Center for Biological Diversity

For Immediate Release, May 9, 2018

Contact: Emily Jeffers, (510) 844-7109, ejeffers@biologicaldiversity.org

Texas Residents Urge Rejection of World's Largest Plastics Plant

TUCSON, Ariz.— The Center for Biological Diversity and more than 1,100 Texas residents are demanding that Texas regulators reconsider issuing a wastewater permit to a project that would be the world’s largest plastics plant.

The facility, funded by ExxonMobil and the Saudi Arabian government, would discharge more than 13 million gallons a day of toxic wastewater. It will exceed legal pollution standards, as the Center notes in a petition filed today with the Texas Commission on Environmental Quality.

The plant, which would receive more than $1 billion in state tax breaks, would “crack” the ethane in natural gas to produce almost 2 million tons of ethylene and polyethylene annually. Polyethylene pellets are the basic building blocks of plastic products. The Texas plant is part of a multibillion-dollar push by the fossil fuel industry to increase global plastic production by 40 percent over the next decade.

“This facility will dump millions of gallons of toxic wastewater a day into beautiful Corpus Christi Bay. That’s right in the middle of critical habitat for endangered whooping cranes,” said Emily Jeffers, an attorney with the Center. “Texas and its wildlife will pay a heavy price just to produce more cheap plastic that will litter our oceans and landscapes. Texans don’t want toxins in their bays and rivers, and they don’t want plastics polluting our oceans and seafood.”

Today is the deadline for concerned citizens to request the commission reconsider its April 9 decision to issue a wastewater permit for the plastic plant. The Center, along with over 1,148 Texas residents who supported the Center’s online petition, submitted a request for reconsideration.
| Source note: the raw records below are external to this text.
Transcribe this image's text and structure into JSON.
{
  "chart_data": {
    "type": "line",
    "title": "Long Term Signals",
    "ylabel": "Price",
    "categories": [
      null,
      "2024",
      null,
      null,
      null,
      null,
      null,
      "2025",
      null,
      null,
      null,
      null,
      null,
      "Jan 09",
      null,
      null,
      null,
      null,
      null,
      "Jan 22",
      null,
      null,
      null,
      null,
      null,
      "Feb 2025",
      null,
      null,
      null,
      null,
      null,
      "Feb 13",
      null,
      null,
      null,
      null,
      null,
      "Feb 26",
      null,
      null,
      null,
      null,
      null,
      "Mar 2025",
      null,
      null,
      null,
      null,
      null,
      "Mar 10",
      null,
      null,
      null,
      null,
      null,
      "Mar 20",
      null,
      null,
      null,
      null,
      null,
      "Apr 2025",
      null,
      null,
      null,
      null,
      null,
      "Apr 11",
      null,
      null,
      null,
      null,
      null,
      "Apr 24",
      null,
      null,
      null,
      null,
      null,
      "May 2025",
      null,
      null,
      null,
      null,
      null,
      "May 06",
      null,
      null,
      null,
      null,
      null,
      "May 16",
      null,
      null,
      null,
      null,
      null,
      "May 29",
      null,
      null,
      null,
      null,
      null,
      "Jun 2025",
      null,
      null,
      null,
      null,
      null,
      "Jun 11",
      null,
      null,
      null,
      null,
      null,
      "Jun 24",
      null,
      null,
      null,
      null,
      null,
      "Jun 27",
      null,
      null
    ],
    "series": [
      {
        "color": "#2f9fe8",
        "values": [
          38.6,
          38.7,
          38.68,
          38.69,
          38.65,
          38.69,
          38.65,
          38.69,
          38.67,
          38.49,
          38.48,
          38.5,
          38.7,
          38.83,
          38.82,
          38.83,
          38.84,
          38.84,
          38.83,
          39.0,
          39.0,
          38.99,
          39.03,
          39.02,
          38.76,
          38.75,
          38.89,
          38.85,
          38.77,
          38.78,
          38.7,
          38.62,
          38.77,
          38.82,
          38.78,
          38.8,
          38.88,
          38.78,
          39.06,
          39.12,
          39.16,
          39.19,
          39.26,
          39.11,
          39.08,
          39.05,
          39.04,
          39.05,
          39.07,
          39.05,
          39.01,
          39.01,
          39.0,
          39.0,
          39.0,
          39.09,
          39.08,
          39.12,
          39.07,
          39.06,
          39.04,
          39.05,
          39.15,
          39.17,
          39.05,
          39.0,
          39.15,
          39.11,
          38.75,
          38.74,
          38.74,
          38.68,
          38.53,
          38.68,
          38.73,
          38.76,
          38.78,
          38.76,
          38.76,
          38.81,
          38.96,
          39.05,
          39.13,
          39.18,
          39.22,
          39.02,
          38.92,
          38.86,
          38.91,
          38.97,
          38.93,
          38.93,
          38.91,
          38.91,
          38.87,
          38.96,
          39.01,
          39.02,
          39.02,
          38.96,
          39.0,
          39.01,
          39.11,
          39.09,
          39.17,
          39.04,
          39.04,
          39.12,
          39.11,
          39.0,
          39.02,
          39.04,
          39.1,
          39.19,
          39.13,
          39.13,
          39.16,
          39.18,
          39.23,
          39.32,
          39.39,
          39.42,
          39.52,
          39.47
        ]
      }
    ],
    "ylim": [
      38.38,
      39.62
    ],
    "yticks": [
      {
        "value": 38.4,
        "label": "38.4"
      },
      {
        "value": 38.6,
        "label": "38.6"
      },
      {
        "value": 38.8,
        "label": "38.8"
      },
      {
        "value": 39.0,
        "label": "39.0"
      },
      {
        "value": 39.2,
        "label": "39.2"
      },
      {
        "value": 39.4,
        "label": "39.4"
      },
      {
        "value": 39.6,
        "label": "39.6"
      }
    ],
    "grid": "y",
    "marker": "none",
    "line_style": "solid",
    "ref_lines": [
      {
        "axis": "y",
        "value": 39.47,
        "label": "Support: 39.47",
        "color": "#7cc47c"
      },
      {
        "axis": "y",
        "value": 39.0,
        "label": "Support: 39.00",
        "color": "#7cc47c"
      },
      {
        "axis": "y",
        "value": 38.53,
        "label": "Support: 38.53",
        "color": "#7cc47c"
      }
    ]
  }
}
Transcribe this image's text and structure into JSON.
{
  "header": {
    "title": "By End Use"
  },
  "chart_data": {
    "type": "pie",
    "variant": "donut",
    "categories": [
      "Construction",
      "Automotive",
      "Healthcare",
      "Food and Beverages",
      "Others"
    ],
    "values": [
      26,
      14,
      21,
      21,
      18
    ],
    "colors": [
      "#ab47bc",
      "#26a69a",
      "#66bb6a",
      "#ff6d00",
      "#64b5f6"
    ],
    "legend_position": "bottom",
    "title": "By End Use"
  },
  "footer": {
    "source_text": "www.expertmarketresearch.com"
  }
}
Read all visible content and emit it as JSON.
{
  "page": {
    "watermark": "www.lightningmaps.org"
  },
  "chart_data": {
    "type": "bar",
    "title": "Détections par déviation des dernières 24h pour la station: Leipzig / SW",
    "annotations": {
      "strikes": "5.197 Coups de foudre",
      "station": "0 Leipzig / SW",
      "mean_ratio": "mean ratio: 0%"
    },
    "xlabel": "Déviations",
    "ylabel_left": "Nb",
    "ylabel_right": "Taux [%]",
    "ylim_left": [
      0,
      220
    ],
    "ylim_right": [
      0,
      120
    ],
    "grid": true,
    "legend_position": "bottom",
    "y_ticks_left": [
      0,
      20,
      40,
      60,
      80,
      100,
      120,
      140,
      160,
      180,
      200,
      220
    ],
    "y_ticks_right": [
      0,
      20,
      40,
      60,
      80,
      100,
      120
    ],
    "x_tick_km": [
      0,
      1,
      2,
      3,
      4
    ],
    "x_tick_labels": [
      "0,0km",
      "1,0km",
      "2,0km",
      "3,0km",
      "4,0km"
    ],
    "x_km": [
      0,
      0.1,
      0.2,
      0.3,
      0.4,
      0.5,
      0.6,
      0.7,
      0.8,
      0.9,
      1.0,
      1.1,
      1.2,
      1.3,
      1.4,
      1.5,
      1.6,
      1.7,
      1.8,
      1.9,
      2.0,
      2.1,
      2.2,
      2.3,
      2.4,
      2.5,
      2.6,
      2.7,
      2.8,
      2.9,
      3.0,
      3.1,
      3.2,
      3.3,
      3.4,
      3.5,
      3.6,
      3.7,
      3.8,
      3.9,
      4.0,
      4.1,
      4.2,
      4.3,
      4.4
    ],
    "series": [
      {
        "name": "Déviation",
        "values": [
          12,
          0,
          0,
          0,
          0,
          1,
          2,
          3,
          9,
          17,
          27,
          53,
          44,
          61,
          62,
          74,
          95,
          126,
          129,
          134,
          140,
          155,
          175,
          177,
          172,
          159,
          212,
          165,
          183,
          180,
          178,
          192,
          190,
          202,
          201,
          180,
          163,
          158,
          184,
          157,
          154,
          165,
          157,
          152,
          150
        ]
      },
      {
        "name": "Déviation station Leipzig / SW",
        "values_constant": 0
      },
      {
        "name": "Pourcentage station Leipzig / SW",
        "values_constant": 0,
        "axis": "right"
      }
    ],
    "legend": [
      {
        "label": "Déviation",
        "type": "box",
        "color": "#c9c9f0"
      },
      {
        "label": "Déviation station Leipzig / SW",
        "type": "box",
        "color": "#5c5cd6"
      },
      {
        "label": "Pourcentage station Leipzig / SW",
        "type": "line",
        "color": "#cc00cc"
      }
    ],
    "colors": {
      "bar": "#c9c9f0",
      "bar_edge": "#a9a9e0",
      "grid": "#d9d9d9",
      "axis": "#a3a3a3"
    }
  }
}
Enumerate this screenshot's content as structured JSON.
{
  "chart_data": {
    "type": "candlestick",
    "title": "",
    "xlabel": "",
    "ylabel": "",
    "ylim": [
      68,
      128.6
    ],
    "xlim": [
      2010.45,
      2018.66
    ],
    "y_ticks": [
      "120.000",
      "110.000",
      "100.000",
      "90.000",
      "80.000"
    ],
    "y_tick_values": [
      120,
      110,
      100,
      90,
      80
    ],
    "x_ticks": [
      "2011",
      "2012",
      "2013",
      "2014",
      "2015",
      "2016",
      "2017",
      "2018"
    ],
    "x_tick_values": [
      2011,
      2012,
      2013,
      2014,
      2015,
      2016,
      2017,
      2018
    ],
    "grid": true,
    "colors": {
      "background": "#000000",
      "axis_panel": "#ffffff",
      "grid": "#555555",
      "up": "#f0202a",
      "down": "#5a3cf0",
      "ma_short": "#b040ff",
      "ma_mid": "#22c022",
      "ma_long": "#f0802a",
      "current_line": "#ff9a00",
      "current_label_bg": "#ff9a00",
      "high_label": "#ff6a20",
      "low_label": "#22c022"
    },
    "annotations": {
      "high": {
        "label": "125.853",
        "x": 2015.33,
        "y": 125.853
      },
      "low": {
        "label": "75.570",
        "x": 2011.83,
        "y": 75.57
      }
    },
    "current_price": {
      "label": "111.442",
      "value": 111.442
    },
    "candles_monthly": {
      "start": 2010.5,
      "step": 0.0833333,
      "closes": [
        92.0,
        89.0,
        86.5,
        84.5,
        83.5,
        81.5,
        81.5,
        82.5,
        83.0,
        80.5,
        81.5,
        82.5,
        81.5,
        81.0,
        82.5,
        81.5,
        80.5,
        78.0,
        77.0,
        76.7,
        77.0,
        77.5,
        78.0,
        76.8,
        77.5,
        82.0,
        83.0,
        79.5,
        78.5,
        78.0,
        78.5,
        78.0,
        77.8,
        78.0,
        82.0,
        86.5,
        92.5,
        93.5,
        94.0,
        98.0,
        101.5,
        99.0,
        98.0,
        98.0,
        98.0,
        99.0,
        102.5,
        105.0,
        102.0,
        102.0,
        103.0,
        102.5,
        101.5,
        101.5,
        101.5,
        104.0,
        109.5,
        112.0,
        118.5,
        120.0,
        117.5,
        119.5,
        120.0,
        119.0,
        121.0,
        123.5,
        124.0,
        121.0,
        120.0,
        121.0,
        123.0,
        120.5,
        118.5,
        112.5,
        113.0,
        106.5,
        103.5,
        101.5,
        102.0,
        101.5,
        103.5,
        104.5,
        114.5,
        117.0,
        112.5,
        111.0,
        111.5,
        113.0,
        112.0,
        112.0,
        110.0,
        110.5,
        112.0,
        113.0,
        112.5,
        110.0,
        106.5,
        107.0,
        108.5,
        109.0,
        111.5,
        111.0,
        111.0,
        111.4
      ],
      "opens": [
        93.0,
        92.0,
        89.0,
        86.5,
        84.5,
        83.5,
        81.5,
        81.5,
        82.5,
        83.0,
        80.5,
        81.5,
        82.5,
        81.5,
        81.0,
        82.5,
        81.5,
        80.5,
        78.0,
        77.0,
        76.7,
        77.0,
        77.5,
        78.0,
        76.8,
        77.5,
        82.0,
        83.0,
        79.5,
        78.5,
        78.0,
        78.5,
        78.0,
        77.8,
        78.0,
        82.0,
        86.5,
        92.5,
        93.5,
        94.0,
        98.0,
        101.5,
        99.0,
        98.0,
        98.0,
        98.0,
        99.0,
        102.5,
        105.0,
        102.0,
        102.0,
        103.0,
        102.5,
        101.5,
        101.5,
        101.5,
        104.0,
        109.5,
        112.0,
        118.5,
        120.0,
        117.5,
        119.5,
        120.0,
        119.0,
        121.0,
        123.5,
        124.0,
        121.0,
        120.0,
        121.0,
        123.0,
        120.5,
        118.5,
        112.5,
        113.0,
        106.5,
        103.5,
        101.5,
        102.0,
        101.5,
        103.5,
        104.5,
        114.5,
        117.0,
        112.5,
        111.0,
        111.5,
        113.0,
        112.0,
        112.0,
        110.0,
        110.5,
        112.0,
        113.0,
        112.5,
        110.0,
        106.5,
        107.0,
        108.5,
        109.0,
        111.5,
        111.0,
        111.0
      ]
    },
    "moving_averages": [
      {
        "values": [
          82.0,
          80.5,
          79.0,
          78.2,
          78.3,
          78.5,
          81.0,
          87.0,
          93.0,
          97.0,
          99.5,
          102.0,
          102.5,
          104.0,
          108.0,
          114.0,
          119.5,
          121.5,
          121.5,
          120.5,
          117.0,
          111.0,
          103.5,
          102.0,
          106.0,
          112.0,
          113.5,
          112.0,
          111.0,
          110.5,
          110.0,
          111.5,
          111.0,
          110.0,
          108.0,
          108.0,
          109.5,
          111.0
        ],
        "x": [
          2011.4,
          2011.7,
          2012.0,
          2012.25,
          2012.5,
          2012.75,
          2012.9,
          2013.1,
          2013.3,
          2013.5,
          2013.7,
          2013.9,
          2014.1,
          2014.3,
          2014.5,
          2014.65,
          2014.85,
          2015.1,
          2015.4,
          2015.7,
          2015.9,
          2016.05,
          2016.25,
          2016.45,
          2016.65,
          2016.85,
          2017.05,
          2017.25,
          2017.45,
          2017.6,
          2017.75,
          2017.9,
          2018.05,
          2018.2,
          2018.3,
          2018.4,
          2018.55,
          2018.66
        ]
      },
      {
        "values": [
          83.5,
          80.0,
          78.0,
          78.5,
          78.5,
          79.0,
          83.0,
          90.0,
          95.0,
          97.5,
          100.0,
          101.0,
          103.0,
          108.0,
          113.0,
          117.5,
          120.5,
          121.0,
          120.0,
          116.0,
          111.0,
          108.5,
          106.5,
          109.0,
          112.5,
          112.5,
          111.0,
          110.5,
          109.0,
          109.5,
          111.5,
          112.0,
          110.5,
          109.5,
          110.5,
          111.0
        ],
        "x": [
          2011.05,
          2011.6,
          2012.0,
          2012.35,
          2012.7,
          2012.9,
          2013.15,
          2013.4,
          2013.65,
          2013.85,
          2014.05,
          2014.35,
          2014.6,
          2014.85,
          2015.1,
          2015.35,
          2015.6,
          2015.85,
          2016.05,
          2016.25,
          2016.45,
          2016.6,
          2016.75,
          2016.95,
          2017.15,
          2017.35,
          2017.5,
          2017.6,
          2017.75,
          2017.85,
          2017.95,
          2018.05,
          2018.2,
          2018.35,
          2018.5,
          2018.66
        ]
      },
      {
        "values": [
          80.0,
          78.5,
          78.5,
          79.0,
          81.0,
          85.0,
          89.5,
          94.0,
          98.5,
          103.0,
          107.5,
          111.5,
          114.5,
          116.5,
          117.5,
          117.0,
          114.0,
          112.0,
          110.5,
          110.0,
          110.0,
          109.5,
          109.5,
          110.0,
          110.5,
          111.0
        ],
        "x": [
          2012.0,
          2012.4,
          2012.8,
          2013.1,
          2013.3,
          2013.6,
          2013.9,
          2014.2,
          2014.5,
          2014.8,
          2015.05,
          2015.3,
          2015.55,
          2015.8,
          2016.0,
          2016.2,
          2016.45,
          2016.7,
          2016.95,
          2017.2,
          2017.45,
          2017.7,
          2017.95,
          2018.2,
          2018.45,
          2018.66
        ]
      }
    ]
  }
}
In addition to the wastewater permit, the facility must obtain several air permits.

It will also contribute to plastic pollution, which has become so pervasive that plastic is expected to outweigh all the fish in the sea by 2050. Marine plastic pollution affected at least 267 species, including 86 percent of sea turtle species and 43 percent of marine mammal species. Large whales are often found with bellies full of plastic after they die.

Little bits of plastic get mistaken for food and eaten by fish, sea turtles, birds and other wildlife. These animals often choke on the items, or experience feelings of fullness and then starve to death.

Plastic also attracts and absorbs toxic chemicals from the marine environment, increasing the hazards to any animal that eats them, including those higher on the food chain, including humans. Other animals become entangled in plastic garbage and drown.

The Center for Biological Diversity is a national, nonprofit conservation organization with more than 1.6 million members and online activists dedicated to the protection of endangered species and wild places.